Genetically and Sexually Speaking, Your Type is You

You might have fallen head over heels in love with your S.O. because of their brilliant blue eyes, their brain, or even their tattoos. You might have a “type.” You might not. Regardless, behavioral geneticists now believe that your sexuality is, at its core, the same as everyone else’s: defined by genetics.

A new paper published in Nature Human Behavior has the potential to upend what we previously thought attracted us to others. Postdoc Matthew Robinson worked under geneticist Peter Visscher at the University of Queensland in Brisbane in Australia to analyze 24,000 pairs of husbands and wives of European ancestry.
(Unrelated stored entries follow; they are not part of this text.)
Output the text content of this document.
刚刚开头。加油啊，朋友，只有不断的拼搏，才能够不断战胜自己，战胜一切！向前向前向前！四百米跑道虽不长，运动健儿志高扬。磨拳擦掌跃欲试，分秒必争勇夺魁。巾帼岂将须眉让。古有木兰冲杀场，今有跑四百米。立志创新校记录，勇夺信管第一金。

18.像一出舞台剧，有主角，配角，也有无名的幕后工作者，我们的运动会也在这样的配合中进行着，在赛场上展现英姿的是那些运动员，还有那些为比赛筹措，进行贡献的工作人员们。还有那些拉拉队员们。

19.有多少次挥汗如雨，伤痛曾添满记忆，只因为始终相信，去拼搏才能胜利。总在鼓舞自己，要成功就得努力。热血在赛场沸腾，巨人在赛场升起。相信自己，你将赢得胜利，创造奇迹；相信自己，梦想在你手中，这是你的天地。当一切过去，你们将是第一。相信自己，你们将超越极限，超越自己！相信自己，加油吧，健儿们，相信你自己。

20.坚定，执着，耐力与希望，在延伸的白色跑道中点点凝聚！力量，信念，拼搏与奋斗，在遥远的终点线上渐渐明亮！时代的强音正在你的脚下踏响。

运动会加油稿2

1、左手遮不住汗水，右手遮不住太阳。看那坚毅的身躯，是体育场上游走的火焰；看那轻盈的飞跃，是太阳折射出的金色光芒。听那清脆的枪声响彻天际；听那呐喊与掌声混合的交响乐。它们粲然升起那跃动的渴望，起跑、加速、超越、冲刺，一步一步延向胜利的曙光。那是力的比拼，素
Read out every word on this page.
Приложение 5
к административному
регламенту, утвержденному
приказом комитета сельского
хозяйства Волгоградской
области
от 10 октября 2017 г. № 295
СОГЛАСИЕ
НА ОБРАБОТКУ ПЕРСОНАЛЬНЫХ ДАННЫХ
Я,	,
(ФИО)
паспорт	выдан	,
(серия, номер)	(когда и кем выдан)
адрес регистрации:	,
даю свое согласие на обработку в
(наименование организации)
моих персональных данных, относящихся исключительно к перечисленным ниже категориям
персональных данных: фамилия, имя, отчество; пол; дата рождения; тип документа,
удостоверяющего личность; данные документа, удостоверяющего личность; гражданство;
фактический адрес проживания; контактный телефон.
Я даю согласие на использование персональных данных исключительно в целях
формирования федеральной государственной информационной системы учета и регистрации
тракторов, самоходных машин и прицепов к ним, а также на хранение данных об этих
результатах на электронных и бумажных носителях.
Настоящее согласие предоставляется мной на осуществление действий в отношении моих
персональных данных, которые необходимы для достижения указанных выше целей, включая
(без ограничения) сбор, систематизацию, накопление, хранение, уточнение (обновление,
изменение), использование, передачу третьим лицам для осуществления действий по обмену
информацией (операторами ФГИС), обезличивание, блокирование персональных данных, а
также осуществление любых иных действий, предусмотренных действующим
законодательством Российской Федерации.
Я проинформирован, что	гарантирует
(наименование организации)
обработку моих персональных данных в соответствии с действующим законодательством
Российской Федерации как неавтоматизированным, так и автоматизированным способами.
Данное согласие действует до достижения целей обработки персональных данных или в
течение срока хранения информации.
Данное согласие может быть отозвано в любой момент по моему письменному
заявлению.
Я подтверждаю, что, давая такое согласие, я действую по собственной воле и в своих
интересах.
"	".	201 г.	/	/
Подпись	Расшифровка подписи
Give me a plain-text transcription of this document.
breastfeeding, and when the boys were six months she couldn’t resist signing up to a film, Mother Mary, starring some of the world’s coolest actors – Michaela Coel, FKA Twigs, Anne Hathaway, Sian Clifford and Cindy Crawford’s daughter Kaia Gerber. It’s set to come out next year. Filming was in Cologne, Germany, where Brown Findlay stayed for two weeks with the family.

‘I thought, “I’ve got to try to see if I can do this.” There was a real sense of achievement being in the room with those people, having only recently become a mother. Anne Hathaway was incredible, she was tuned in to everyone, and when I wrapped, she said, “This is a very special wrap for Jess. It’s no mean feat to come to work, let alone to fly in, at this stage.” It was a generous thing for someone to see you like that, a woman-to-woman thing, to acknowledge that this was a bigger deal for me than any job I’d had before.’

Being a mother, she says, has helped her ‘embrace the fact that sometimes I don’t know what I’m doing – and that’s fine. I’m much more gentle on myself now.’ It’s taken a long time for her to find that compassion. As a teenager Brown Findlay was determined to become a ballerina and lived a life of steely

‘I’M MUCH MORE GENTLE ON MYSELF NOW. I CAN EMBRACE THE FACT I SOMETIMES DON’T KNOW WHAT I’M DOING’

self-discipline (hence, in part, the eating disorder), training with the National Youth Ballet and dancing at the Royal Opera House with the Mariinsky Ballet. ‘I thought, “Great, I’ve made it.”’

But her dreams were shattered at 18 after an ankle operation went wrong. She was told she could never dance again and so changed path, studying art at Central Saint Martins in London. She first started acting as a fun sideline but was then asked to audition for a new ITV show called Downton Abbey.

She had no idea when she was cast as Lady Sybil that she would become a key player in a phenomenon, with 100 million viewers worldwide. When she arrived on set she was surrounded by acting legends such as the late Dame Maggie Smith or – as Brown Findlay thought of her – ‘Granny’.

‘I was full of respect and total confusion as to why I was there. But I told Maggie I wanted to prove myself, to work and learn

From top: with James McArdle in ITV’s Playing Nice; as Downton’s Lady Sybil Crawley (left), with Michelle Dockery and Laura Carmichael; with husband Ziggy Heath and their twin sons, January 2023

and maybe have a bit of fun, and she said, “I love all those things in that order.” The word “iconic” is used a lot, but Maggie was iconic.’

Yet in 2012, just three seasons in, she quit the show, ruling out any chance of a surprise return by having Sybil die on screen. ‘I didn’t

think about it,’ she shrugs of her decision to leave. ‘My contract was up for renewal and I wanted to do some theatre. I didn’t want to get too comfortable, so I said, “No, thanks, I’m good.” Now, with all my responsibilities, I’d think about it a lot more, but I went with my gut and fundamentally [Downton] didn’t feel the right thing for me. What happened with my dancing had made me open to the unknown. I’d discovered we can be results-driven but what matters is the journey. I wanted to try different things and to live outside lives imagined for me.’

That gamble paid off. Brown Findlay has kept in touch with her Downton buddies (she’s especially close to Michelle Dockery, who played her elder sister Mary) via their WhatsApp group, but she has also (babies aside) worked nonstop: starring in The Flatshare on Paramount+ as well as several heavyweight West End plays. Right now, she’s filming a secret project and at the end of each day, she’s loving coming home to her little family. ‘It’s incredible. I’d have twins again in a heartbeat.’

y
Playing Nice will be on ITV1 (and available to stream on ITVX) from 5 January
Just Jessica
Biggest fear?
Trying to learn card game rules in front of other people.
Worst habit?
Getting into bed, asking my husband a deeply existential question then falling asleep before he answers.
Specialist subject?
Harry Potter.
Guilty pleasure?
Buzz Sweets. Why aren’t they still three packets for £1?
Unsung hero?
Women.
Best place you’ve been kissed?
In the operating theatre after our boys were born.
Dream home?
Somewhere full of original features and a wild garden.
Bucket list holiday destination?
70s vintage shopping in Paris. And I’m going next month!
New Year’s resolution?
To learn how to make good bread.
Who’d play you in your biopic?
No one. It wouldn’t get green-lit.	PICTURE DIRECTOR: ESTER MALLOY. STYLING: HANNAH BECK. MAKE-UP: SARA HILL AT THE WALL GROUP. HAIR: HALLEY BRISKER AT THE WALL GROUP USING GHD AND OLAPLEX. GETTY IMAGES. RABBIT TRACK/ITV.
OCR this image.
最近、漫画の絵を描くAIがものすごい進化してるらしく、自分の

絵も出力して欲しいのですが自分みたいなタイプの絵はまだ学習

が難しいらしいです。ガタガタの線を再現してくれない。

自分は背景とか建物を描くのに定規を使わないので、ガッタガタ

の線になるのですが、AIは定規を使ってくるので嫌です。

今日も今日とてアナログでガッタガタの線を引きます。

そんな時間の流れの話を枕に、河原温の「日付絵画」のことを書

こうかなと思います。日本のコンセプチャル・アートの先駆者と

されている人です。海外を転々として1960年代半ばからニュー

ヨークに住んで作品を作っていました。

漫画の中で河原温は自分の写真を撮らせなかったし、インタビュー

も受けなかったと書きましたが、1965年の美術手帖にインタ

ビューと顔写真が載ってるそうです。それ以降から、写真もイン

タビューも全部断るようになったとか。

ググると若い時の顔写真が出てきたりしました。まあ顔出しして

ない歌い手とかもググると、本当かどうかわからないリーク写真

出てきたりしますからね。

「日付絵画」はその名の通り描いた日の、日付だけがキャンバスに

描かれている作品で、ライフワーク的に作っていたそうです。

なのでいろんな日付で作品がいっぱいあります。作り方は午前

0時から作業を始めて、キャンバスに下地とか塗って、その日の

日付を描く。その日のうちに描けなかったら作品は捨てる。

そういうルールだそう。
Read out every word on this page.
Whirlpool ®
They compiled information on people’s height and body mass index (BMI) and created a predictive model to figure out the height and BMI of their partner — a looming dude would probably be attracted to a statuesque woman (the study was done on husband-wife pairs). The researchers then compared a partner’s predictive height with their actual height.

What Robinson and his colleagues found was a surprisingly strong correlation between people’s heights. (There was a slightly weaker correlation between people’s own BMI and the BMI of their partners.) This means that people are unconsciously choosing partners with similar genes to themselves.

That goes against the theory of assortative mating that’s been promoted among social scientists like Gary Becker when explaining how people partner up. Popular theories include people being attracted to each other for their educational levels. The biological basis of partnering has been muddled — some have thought it has something to do with finding a genetic pool that is distinctly different from one’s own, pointing to the various genetic diseases that crop up (like Tay-Sachs) among groups that marry within restricted in-groups or among populations who marry their cousins or have gross hots for their own daughter. Others point to the fact that the reason why we are innately attracted to people who look like us — and, by extension, our parents — is because we’re seeking a feeling of trust and familiarity that’s important for bonding.

Robinson’s study isn’t the first to suggest that married couples seem to have genes in common; a study published last year in Nature Immunology found that couples developed look-alike immune systems the longer they stayed together.

That’s not to say that there’s nothing connecting the social constructs of assortative mating with the biological foundations. The group also studied 7780 British couples and found that there was — as Becker predicted years ago — an educational link between people who couple up. Researchers think this means that people aren’t necessarily choosing people purely based on how many graduate degrees they’ve tacked on after their name, but rather that those high achieving nerds are composed of a certain type of genes that make them attractive to others with that very genetic makeup.

Picking your S.O. isn’t just reflective of who you are and what you value in a relationship, in other words: It “affects the genomic architecture of traits in humans.” When tall people keep marrying each other, average human height goes up. When tall, intellectually rigorous people keep marrying each other, expect that sort of academic rigor to appear more heightened. Robinson and his team’s next steps include looking for how psychiatric traits — like neuroticism or schizophrenia — act as signals in partnering up.